Accounting for Population Structure in Gene-by-Environment Interactions in Genome-Wide Association Studies Using Mixed Models

This year, our group published a paper in PLOS Genetics that describes our efforts to better understand and correct for population structure when computing gene-by-environment (GEI) statistics in genome-wide association studies (GWASs). We use simulated and actual GWAS datasets to demonstrate that population structure, the relatedness of individuals within a cohort, inflates test statistics for both GEIs and genetic variants. We present a novel mixed model method capable of improving accuracy when computing GEI statistics in GWAS. This method can be efficiently applied to GWAS datasets containing thousands of individuals and hundreds of thousands of SNPs.

GWASs have discovered many genetic variants associated with complex traits and diseases, yet these genetic variants explain only a small fraction of phenotypic variance in the human genome. Other sources of phenotypic variance include discrete environmental factors and GEIs, complex interactions between an individual’s genetic material and environmental factors. Recent GEI association analyses have demonstrated the importance of GEIs in complex traits and disease development. Identification of these causal GEIs would provide insight into disease pathways, particularly the effects of environmental factors in disease risk, and guide development of novel diagnostic tools and personalized therapies.

Several methodological challenges have limited successful identification of causal GEIs. As with standard GWAS approaches, GxE GWASs are prone to produce an inflated number of associations due to population structure. Unlike standard GWASs, we lack a method designed to avoid detection of these spurious associations when computing GEI statistics. Accounting for genetic similarity with a standard GWAS approach does control inflation of test statistics for causal SNPs, but does not control inflation of associated GEIs. Simultaneously accounting for both similarities would control both types of population structure known to confound GWASs—false associations caused by SNPs under selection and those caused by the remaining SNPs.

Our linear mixed model approach introduces two random effects and takes into account two types of similarities between individuals: overlap in the genome itself and overlap in genetic expression caused by complex interactions between genes and environment. We use a pair of kinship matrices corresponding to the two types of similarity to include these two random effects in the model and correct for population structure.

In order to better understand false associations in GxE GWASs, we compare our approach to two standard approaches. We apply the three methods to two large genomic datasets, one human and one mouse, that are known to contain population structure and have many quantitative phenotypes to test effect of GEIs. We use a standard GWAS method that does not correct for population structure (defined as “OLS” in our paper) and an approach that performs population structure correction for only SNP statistics (“One RE”). The last approach is our proposed mixed model approach that uses both genetic and GxE kinship to correct for population structure on both SNP and GEI statistics (“Two RE”).

journal-pgen-1005849-g004

Distribution of inflation factors of GEI statistics on HMDP GxE GWAS data. (A) Inflation factor for each phenotype with no population structure correction (OLS), population structure correction for SNP statistics (One RE), and population structure correction for both SNP and GEI statistics (Two RE). (B) QQ plot of one of the phenotypes (free fatty acids, ffa), showing the distributions of p-values of GEI statistics for the three methods.

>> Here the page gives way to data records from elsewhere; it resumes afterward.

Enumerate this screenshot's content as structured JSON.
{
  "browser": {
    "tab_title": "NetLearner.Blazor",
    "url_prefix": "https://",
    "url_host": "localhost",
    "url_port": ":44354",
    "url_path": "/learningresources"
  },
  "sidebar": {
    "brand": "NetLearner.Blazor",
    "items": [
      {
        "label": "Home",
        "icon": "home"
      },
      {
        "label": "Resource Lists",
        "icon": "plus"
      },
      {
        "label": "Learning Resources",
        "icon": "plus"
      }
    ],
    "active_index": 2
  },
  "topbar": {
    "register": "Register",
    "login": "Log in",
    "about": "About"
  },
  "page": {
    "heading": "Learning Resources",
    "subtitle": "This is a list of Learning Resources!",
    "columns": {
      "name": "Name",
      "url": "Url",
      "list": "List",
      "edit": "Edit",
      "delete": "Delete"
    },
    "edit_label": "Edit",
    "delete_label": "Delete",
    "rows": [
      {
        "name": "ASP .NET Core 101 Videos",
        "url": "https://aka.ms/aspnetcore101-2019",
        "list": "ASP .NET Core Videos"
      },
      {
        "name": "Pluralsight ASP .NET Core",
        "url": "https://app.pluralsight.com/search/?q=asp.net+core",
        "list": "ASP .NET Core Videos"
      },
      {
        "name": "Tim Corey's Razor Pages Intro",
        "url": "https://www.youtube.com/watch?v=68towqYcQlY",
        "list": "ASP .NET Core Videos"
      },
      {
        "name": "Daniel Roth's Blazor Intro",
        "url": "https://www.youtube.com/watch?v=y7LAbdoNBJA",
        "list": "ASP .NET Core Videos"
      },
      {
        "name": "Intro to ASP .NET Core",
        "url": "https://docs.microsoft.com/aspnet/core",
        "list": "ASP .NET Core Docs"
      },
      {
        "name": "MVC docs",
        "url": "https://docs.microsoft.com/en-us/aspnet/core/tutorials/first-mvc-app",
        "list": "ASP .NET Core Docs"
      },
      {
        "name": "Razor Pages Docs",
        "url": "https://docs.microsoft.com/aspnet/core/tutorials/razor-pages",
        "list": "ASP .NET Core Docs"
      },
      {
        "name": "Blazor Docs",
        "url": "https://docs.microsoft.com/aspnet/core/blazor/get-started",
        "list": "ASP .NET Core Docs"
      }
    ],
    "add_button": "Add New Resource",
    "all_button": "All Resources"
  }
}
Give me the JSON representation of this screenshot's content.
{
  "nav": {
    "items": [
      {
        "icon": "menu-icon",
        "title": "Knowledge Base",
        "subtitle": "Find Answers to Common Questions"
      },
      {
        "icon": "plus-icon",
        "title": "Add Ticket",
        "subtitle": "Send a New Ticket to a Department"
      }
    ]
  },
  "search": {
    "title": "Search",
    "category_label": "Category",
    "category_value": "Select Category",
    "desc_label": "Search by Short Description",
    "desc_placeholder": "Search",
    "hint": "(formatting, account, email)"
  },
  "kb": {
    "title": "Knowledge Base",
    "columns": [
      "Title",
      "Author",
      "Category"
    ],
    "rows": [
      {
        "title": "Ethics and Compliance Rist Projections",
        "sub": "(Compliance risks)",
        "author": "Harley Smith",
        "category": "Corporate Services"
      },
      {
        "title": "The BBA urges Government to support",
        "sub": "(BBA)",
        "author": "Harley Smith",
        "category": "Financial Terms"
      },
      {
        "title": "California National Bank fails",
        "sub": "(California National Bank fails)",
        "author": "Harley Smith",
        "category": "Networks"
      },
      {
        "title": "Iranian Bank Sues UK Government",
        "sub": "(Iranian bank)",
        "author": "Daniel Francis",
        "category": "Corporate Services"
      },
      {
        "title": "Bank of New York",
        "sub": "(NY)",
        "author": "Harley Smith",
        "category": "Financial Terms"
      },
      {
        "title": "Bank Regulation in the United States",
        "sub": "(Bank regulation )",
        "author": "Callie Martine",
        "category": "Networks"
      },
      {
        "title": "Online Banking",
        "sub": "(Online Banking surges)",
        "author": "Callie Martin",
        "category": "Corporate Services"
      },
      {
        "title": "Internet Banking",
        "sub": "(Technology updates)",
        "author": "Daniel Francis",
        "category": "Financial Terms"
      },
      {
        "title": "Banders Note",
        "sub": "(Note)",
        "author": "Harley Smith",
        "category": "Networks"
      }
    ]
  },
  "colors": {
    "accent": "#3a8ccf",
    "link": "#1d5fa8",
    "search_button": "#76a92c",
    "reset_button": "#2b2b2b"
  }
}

In both datasets, even a moderate amount of population structure causes spurious GEIs when using standard approaches for identifying GEI in GWAS. While the One RE approach reduces inflation of test statistics on SNPs (see Supplement S1 Figure), it has almost the same or slightly higher inflation factors on GxE statistics when compared to OLS. Results from both datasets suggest that our approach effectively controls population structure when computing statistics for GEIs and genetic variants. We hope our method is useful advancing our understanding of how life-history influences an individual’s disease risk.